I can not express the privilege it is to hear your stories. They remind me we are not alone.
“Two are better than one, because they have a good return for their labor; If either of them falls down, one can help the other up. But pity anyone who falls and has no one to help him up.” – Solomon, Ecclesiastes 4
They also remind me why I loved The Hunger Games so much.
(I’d say spoiler alert, but seriously, if you’ve not read these books yet, you’re probably one of the ones who doesn’t want to, so…)
With only six of the original twenty-four tributes left, the Gamemakers lead Peeta and Katniss to believe they both have a chance to make it out alive – if they’re the last ones standing. Moved by the possibility of going home, Katniss gives up her independent fight to nurse an injured Peeta back to health. As they wait out a violent storm in a temporary shelter, each risks their life to save the other. As a result, each also takes turns being not the healthy and the sick, but the healthier and the sicker. The healthier keeps watch. The healthier stays ready to defend.
Meanwhile, they wait for the battle to resume.
When I found this spot in the story on Wednesday night, I grabbed David’s arm. We both laughed out loud. This is us.

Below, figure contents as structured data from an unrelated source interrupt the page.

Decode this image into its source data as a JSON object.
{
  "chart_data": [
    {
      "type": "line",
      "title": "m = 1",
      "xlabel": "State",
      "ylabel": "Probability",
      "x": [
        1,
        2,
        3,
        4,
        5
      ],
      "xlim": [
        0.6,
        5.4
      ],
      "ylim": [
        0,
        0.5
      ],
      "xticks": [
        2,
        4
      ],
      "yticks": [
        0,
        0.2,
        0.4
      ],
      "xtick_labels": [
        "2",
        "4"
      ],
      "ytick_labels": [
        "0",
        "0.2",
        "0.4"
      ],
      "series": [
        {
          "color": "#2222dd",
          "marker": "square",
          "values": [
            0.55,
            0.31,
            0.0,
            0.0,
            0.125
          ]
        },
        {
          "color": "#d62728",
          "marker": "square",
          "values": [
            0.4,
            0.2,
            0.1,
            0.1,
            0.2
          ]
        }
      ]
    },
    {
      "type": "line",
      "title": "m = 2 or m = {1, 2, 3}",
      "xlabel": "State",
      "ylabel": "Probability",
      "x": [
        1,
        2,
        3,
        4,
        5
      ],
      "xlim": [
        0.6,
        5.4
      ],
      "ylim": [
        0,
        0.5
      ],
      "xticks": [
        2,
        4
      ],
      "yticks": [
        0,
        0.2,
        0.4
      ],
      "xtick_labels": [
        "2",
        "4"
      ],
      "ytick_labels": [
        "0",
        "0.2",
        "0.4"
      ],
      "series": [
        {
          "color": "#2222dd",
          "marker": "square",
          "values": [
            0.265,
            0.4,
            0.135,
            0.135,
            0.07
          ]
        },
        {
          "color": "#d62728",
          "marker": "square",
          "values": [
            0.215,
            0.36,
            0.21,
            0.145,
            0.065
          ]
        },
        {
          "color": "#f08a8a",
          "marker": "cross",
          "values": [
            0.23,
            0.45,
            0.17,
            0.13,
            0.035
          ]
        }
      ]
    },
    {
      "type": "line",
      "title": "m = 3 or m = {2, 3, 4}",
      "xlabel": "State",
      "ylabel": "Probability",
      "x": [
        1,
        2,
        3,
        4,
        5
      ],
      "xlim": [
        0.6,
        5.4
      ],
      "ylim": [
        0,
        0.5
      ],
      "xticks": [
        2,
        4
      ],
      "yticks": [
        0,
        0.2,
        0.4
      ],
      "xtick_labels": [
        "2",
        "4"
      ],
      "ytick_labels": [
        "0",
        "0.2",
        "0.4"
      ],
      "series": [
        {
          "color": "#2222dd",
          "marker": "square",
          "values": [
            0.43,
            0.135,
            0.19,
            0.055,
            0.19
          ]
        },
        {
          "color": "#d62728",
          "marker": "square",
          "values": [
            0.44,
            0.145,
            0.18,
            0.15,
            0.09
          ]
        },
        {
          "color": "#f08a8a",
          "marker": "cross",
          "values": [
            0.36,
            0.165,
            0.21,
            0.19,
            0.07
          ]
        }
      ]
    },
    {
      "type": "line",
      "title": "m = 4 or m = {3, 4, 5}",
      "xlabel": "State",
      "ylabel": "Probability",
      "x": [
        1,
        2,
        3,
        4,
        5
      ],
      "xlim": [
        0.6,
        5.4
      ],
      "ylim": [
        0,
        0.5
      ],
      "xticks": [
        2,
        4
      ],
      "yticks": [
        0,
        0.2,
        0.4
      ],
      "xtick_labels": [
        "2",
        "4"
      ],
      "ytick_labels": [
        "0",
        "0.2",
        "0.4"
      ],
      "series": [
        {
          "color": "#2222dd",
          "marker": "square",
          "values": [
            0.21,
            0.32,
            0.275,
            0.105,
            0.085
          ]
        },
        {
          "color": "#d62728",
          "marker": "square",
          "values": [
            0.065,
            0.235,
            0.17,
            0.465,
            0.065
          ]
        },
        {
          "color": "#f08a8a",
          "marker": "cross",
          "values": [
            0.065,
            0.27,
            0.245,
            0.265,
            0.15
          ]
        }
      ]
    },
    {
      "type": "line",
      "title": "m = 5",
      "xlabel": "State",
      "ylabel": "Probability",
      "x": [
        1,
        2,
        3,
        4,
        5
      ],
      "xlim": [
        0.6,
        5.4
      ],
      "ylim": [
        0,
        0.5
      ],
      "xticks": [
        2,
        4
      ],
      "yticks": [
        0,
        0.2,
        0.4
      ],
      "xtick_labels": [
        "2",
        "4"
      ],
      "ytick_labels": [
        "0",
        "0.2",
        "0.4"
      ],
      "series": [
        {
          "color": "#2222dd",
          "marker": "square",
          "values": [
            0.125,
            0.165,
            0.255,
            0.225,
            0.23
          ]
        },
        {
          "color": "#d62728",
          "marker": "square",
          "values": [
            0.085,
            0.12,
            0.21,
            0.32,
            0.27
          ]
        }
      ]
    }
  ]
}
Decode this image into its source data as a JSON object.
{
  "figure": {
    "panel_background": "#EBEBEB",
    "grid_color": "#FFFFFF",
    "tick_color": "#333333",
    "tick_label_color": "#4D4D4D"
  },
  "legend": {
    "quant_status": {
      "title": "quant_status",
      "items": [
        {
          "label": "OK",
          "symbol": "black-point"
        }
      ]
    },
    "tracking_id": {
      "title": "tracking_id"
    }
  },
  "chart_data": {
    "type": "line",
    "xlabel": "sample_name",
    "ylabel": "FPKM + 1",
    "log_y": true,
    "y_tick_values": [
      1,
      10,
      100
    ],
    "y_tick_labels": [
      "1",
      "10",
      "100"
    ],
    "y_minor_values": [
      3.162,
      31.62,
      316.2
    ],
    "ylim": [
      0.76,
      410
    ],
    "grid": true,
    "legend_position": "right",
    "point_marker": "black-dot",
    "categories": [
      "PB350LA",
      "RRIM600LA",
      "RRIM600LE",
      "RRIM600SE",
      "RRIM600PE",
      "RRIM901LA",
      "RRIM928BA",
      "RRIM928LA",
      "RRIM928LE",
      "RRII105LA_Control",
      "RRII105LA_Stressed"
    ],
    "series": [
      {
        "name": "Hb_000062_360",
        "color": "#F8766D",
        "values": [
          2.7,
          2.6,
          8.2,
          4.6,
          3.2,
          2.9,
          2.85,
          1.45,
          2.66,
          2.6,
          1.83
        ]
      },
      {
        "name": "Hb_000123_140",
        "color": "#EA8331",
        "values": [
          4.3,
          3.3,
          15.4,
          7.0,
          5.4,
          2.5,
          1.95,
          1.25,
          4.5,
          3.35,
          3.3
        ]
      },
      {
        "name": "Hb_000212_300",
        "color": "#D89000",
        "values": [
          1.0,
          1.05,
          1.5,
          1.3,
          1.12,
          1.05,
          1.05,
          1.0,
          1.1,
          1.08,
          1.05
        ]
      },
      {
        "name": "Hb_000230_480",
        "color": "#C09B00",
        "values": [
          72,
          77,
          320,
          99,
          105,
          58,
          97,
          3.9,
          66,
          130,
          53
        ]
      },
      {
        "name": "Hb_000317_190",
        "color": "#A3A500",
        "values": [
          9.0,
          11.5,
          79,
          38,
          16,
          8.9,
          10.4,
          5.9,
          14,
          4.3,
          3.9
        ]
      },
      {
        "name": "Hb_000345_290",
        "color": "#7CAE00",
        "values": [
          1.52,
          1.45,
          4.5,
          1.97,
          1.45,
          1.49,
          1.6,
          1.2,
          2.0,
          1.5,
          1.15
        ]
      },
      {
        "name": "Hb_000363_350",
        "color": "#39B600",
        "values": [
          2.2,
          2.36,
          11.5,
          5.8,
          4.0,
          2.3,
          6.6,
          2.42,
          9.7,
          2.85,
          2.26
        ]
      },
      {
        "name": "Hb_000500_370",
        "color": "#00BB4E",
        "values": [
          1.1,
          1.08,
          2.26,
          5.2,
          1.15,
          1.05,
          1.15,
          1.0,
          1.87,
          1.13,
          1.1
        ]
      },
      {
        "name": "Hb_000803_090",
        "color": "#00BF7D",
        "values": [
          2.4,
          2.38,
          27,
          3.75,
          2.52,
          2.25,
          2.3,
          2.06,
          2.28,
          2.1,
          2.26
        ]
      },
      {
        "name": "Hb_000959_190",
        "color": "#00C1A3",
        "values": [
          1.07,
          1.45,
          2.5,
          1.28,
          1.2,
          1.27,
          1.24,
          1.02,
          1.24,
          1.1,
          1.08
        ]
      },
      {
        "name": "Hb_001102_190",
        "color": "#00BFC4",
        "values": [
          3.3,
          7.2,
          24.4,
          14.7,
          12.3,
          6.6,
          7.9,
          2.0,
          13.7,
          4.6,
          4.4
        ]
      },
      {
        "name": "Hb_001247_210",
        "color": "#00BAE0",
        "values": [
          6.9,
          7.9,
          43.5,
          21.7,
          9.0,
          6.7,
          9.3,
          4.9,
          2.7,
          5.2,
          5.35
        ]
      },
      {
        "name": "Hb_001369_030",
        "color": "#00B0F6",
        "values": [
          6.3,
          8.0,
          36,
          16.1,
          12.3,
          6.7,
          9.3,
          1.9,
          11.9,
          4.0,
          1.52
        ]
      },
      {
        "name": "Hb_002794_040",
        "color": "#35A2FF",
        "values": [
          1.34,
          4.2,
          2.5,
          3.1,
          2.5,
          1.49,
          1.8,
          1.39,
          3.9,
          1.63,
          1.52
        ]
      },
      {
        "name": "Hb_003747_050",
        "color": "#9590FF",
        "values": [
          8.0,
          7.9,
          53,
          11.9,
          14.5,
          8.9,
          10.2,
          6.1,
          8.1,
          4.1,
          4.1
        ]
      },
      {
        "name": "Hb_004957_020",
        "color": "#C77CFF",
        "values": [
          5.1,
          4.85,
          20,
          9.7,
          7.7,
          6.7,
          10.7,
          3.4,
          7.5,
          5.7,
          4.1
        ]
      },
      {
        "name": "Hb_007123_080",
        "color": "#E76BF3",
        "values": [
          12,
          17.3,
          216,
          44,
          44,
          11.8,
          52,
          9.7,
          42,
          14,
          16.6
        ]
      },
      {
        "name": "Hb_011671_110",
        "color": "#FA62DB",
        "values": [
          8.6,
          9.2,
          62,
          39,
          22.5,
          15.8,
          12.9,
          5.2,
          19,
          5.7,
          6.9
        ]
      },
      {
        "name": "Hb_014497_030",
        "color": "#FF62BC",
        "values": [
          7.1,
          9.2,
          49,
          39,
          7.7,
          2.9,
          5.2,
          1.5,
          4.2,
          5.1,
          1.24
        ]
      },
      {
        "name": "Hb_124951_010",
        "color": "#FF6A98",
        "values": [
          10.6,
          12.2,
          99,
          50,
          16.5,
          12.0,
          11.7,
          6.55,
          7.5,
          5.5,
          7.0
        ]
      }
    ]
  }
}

As we wait for our battle to resume, we take turns being more messed up about it. The healthier helps the sicker. Then we switch.
And we wait.
We wait for David’s blood test results. We wait for the results of his twenty-four hour test. We wait to hear if he has an adrenal tumor, hyperthyroidism, or exaggerated electrolyte imbalance.
We wait for his cardiac treadmill test on Monday afternoon. We wait for more than a week after that to hear its results. We wait to know if he has an electrical problem, muscle injury, or neither. We wait to see if anything can be done about it.
Somewhere in there I’ll have to find time to get my own blood work done. I’ll wait for my own results. I’ll wait for my oncologist to tell me if I’m a little more alive or dead this time.
But the point is, not only do we have virtually unlimited access to all the health care we both need, neither one of us does this alone.
Yesterday I found one the now-frayed, nearly ten-year-old programs from our wedding. At the bottom we’d quoted from the same passage I mentioned above:
Though one may be overpowered, two can defend themselves. A cord of three strands is not quickly broken.
David and I both laughed at the irony – did we know this was going to happen? – then he said:
I never really understood you until now.
I grinned back at him.
It shouldn’t work like this. We’re both so overwhelmed we should be snapping at each other far more than we actually are. And while that still happens, very much, there’s this other thing that’s happening too.
We understand each other.
Too often all of us keep our real stories hidden from each other. We give each other edited versions of the hard parts.
While we need to be judicious in who we let witness the unvarnished truth, I think our emotional isolation sometimes does us more harm than good.
If we were to crack that shell, even just a tiny bit, to the right people, we might find that we’re not so different from them. We might find that there is more than a few of us who have tackled impossible odds.
We might find there are many, many others who thought they didn’t have a chance, but fought back anyways.
We could find that our tales weave together into a powerful story. We could build an arsenal of shared survival skills.
We might become the community of the overcomers.
Do you want in? I think there’s room.